Kunst im Knast
Ai Weiwei auf Alcatraz
Wenn der chinesische Künstler und Regimekritiker Ai Weiwei seine Werke ausstellt, dann stößt das immer auf großes Interesse. Wenn der Ausstellungsort allerdings so ungewöhnlich ist, wie nun in San Francisco, dann ist das Medienecho noch einmal ungemein größer. Ai Weiwei, der 2011 für 81 Tage in einem chinesischen Gefängnis illegal inhaftiert war, stellt auf der ehemaligen Gefängnisinsel Alcatraz aus.
Für die heute öffnende Ausstellung „@Large: Ai Weiwei on Alcatraz“ (bis 26. April 2015) hat der bekannteste chinesische Künstler der Gegenwart extra sieben Klang- und Multimediawerke sowie Skulpturen in seinem Studio in Peking kreiert. Zu sehen sind diese auch in Teilen der Insel, die normalerweise nicht für das Publikum zugänglich sind. Im bisher gesperrten Zellenblock A beispielsweise ist nun die Toninstallation „Stay Tuned“ untergebracht. In zwölf geöffneten Zellen steht jeweils ein Hocker. Aus versteckten Lautsprechern dringen Gedichte, Lieder und Reden verschiedener Dissidenten. Darunter auch Aufnahmen von Anti-Apartheid-Kämpfern, die auf der berüchtigten Gefängnisinsel Robben Island vor Kapstadt einsaßen und von der russischen Punkband Pussy Riot.
1,2 Millionen Legosteine
Obwohl der Künstler Alcatraz niemals besucht hat, schuf er Kunstwerke, die auf bestehende Strukturen zurückgreifen. So ist die fünf Tonnen schwere Skulptur „Refraction“ nur von der „Gun Gallery“ aus zu sehen. Von diesem schmalen Gang aus beaufsichtigten bewaffnete Wärter früher die Gefangenen bei der Arbeit. Der Blick der Besucher geht durch zerbrochene Fensterscheiben hinunter auf das schon allein ob seiner Größe eindrucksvolle Objekt, das dem Flügel eines Vogels gleicht.
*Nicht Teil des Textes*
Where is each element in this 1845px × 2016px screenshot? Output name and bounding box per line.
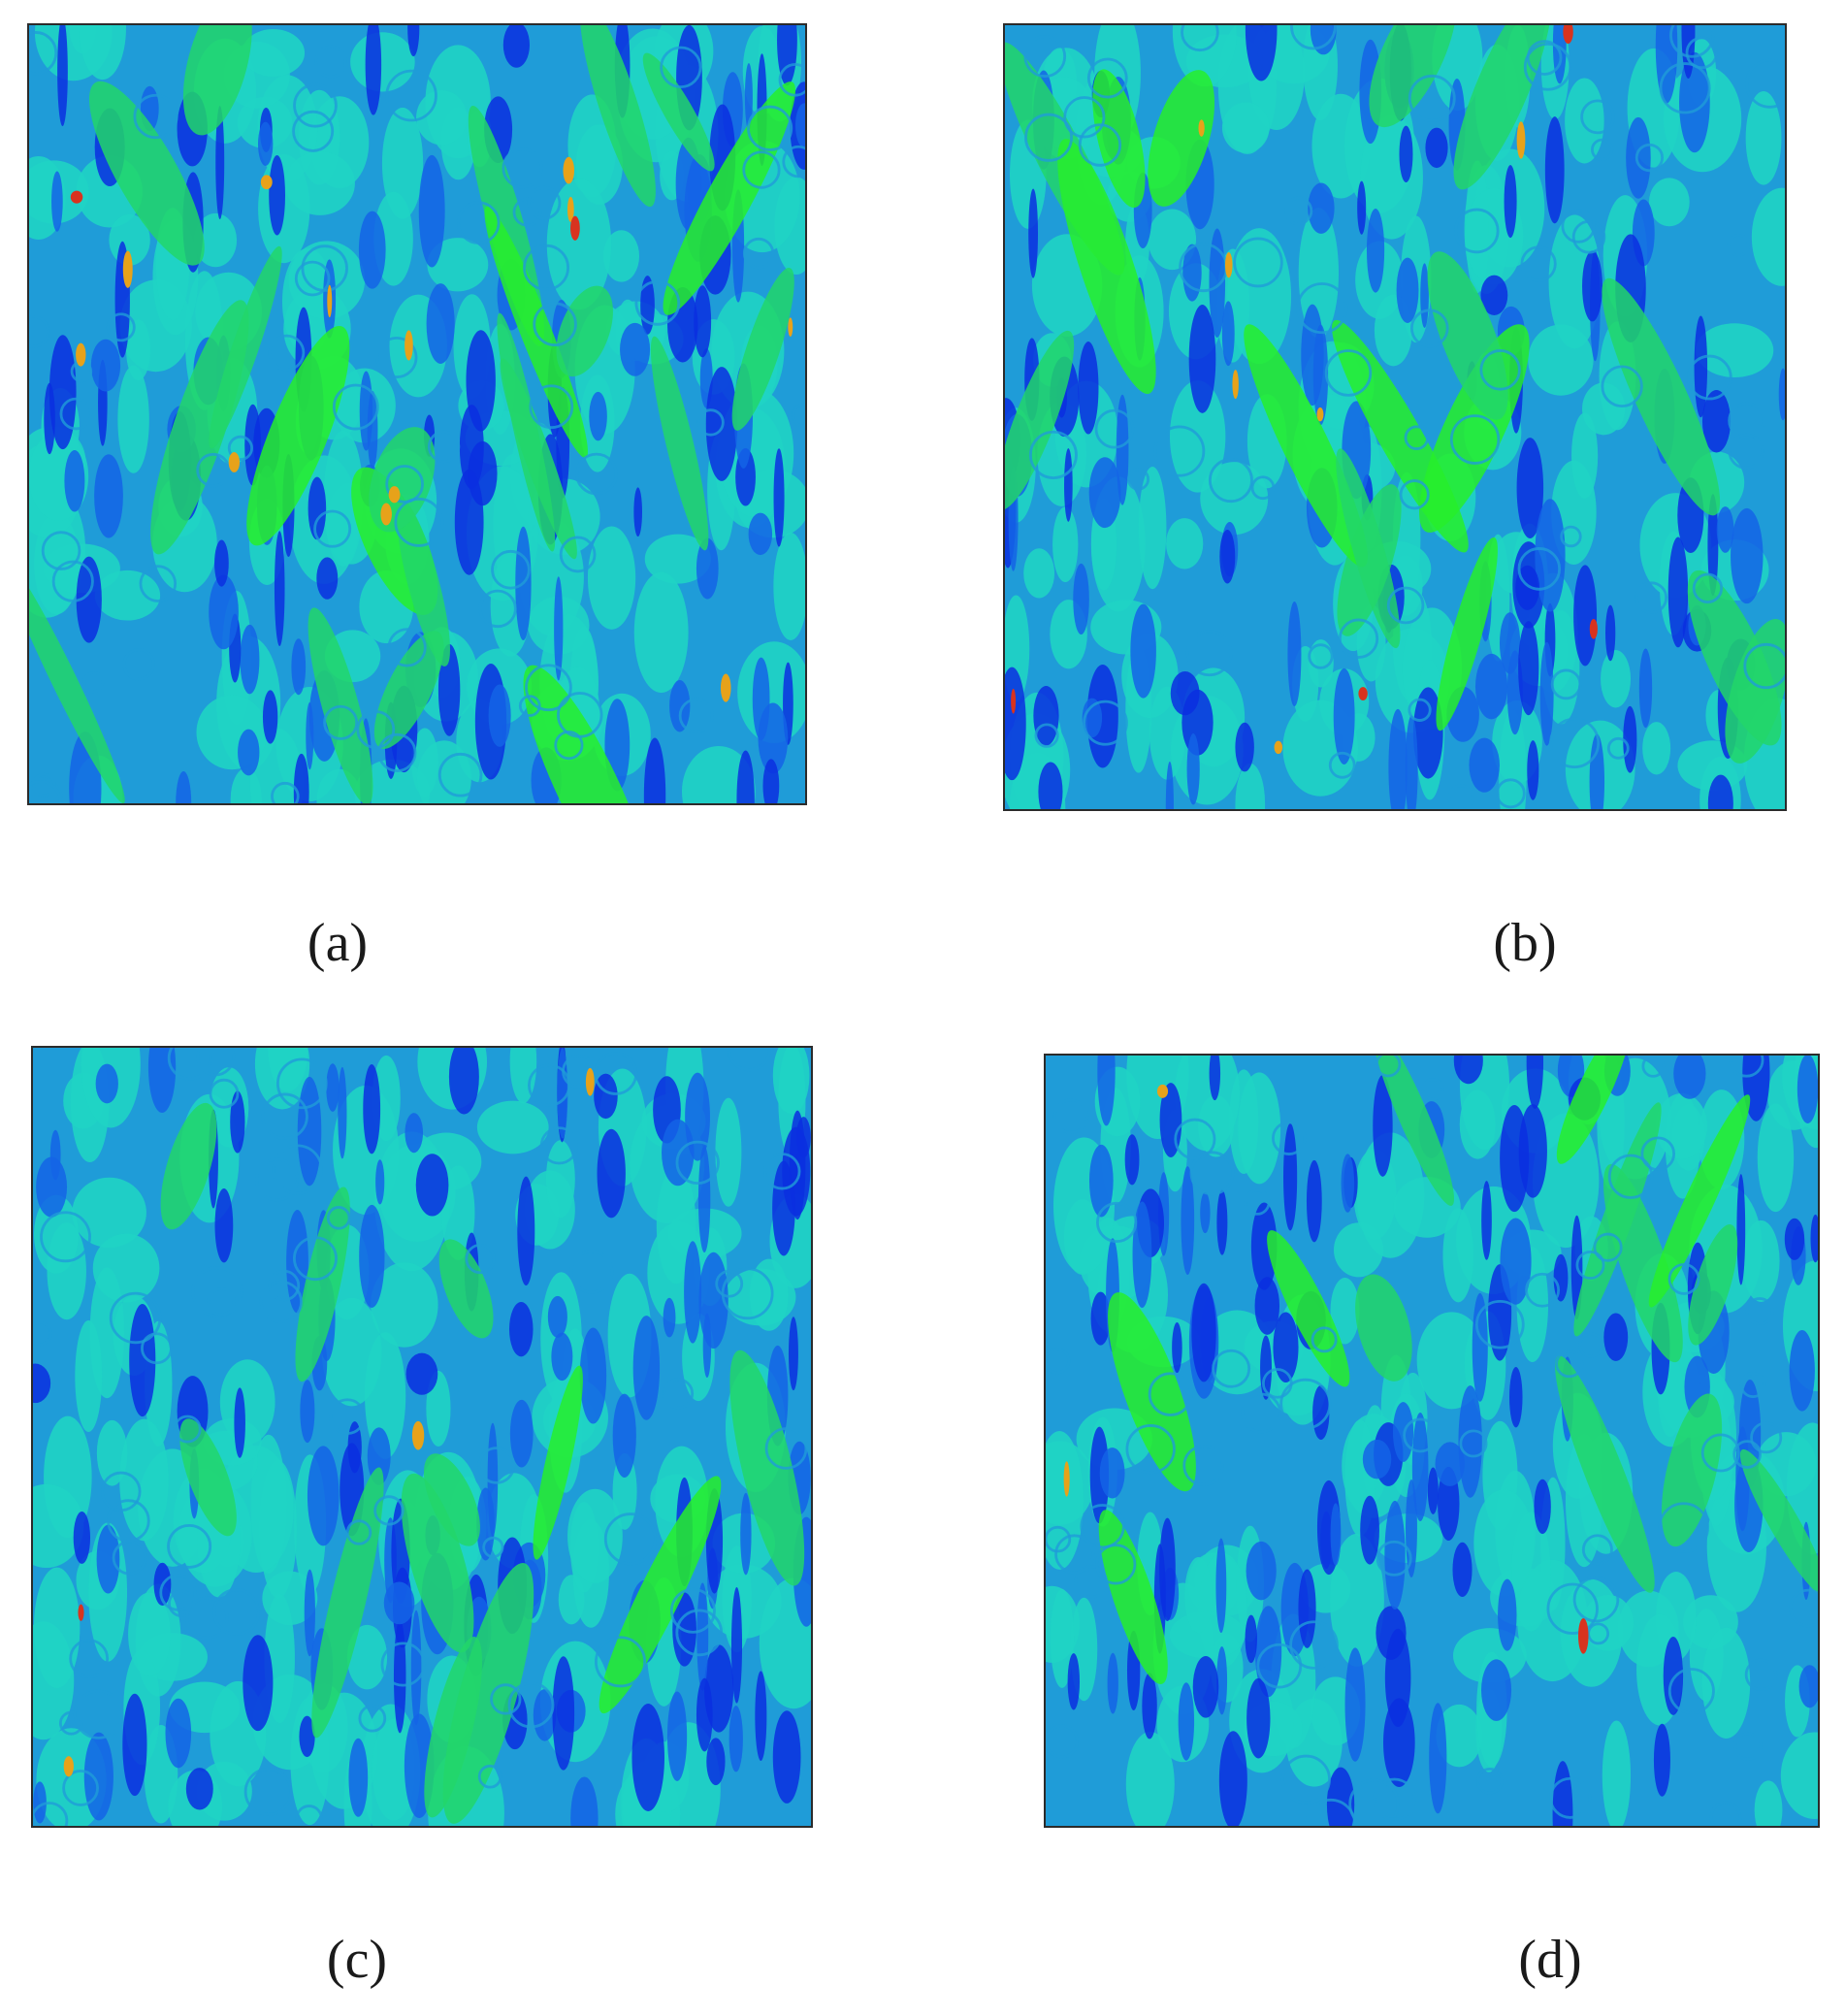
contour-plot-d xyxy=(1044,1054,1820,1828)
contour-image-b xyxy=(1005,25,1785,809)
contour-image-a xyxy=(29,25,805,803)
contour-plot-a xyxy=(27,23,807,805)
contour-plot-c xyxy=(31,1046,813,1828)
caption-a: (a) xyxy=(307,913,369,973)
contour-image-d xyxy=(1046,1056,1818,1826)
caption-d: (d) xyxy=(1518,1930,1582,1990)
caption-b: (b) xyxy=(1493,913,1557,973)
contour-image-c xyxy=(33,1048,811,1826)
caption-c: (c) xyxy=(326,1930,388,1990)
contour-plot-b xyxy=(1003,23,1787,811)
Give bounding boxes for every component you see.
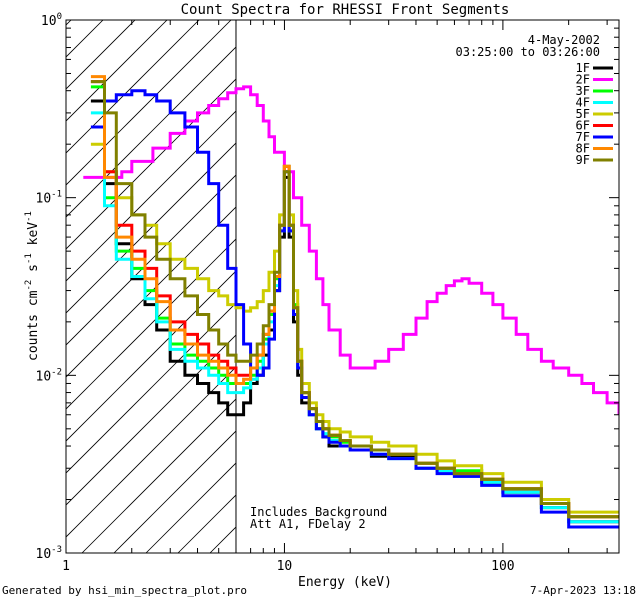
hatch-line	[113, 430, 236, 553]
footer-timestamp: 7-Apr-2023 13:18	[530, 584, 636, 597]
hatch-line	[66, 174, 236, 346]
legend-label: 4F	[576, 96, 590, 110]
hatch-line	[66, 20, 104, 58]
legend-label: 7F	[576, 130, 590, 144]
series-9f	[90, 80, 619, 519]
hatch-line	[66, 270, 236, 442]
hatch-line	[66, 206, 236, 378]
hatch-line	[66, 302, 236, 474]
hatch-line	[81, 398, 236, 553]
legend-label: 6F	[576, 119, 590, 133]
legend-label: 9F	[576, 153, 590, 167]
hatch-line	[66, 20, 72, 26]
hatch-line	[177, 494, 236, 553]
x-axis-label: Energy (keV)	[298, 575, 392, 590]
axis-ticks	[65, 19, 619, 554]
hatch-line	[66, 238, 236, 410]
legend-label: 2F	[576, 73, 590, 87]
observation-time-range: 03:25:00 to 03:26:00	[456, 45, 601, 59]
hatch-line	[66, 110, 236, 282]
legend-label: 3F	[576, 84, 590, 98]
x-tick-label: 10	[277, 559, 293, 574]
hatch-line	[66, 366, 236, 538]
y-tick-label: 10-2	[36, 367, 63, 384]
legend-label: 5F	[576, 107, 590, 121]
series-2f	[83, 85, 619, 415]
hatch-line	[145, 462, 236, 553]
hatch-line	[66, 20, 136, 90]
legend-label: 1F	[576, 61, 590, 75]
x-tick-label: 100	[491, 559, 514, 574]
footer-generator: Generated by hsi_min_spectra_plot.pro	[2, 584, 247, 597]
attenuator-annotation: Att A1, FDelay 2	[250, 517, 366, 531]
hatch-line	[66, 334, 236, 506]
y-tick-label: 10-1	[36, 190, 63, 207]
series-layer	[83, 75, 619, 529]
legend-label: 8F	[576, 142, 590, 156]
plot-frame	[65, 19, 620, 554]
hatch-line	[66, 20, 200, 154]
observation-date: 4-May-2002	[528, 33, 600, 47]
y-axis-label: counts cm-2 s-1 keV-1	[24, 211, 41, 361]
hatch-line	[66, 78, 236, 250]
hatch-line	[66, 46, 236, 218]
background-annotation: Includes Background	[250, 505, 387, 519]
x-tick-label: 1	[62, 559, 70, 574]
hatch-line	[66, 142, 236, 314]
y-tick-label: 10-3	[36, 545, 63, 562]
chart-title: Count Spectra for RHESSI Front Segments	[181, 2, 510, 18]
y-tick-label: 100	[41, 12, 62, 29]
hatch-line	[66, 20, 232, 186]
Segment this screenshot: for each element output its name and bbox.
Ai Weiweis Bodenobjekt „Trace“ füllt eine halb verfallene Arbeitshalle auf Alcatraz und zeigt 176 farbenprächtige Porträts von Menschen, die im Exil oder in Haft sind oder politisch verfolgt werden. Darunter zum Beispiel Edward Snowden. Das beeindruckende Exponat ist aus 1,2 Millionen Legosteinen zusammengesetzt.
Kuratorin Cheryl Haines: „In der Ausstellung geht es um Menschenrechte, freie Meinungsäußerung und die Schaffung einer gerechten Weltgesellschaft.“ Sie fügte hinzu, dass Ai Weiwei mit seinen künstlerisch-politischen Werken weit über seine eigene Situation hinausgegangen ist.
Gefängnisinsel mit Internetzugang
Alcatraz ist erstmals Kulisse für eine solch große Ausstellung. Die Umsetzung war nicht einfach, weil die Insel samt Bauwerken als historischer Ort und als Brutstätte für viele Vögel unter Denkmal- und Naturschutz steht. Trotz der Herausforderung hat sich der U.S. National Park Service, unter dessen Verwaltung die Insel steht, für das Projekt stark gemacht. „Durch die Kunst von Ai Weiwei werden Themen wie Haft, Isolation und Freiheit nun lebendig und für die heutige Zeit relevant.“ sagte Michele Gee, der Leiter der Behörde.
Die Ausstellung ist im Preis für die Fähre und den Rundgang bereits enthalten. Ai Weiwei wolle seine Kunstwerke bewusst einer breiten Gesellschaftsschicht näher bringen, insbesondere jenen, die sonst selten oder nie Museen besuchen. Als eine der beliebtesten Sehenswürdigkeiten von San Francisco ist Alcatraz mit jährlich 1,5 Millionen Besuchern wie gemacht dafür.
Dank der Ausstellung gibt es auf der ehemaligen Gefängnisinsel nun erstmals Internetzugang. Ai Weiwei hat sich ausdrücklich gewünscht, dass die Besucher ihre Erlebnisse sofort an die Außenwelt weitergeben können. Auch die Freiheit sich uneingeschränkt mitteilen zu können ist für den Künstler ein wichtiges Element der Ausstellung und des Lebens. In Anbetracht der Tatsache, dass die Gefangenen auf Alcatraz früher noch nicht einmal reden durften, steht auch dieser Wunsch in krassem Gegensatz zur Geschichte der Insel und der Menschheit.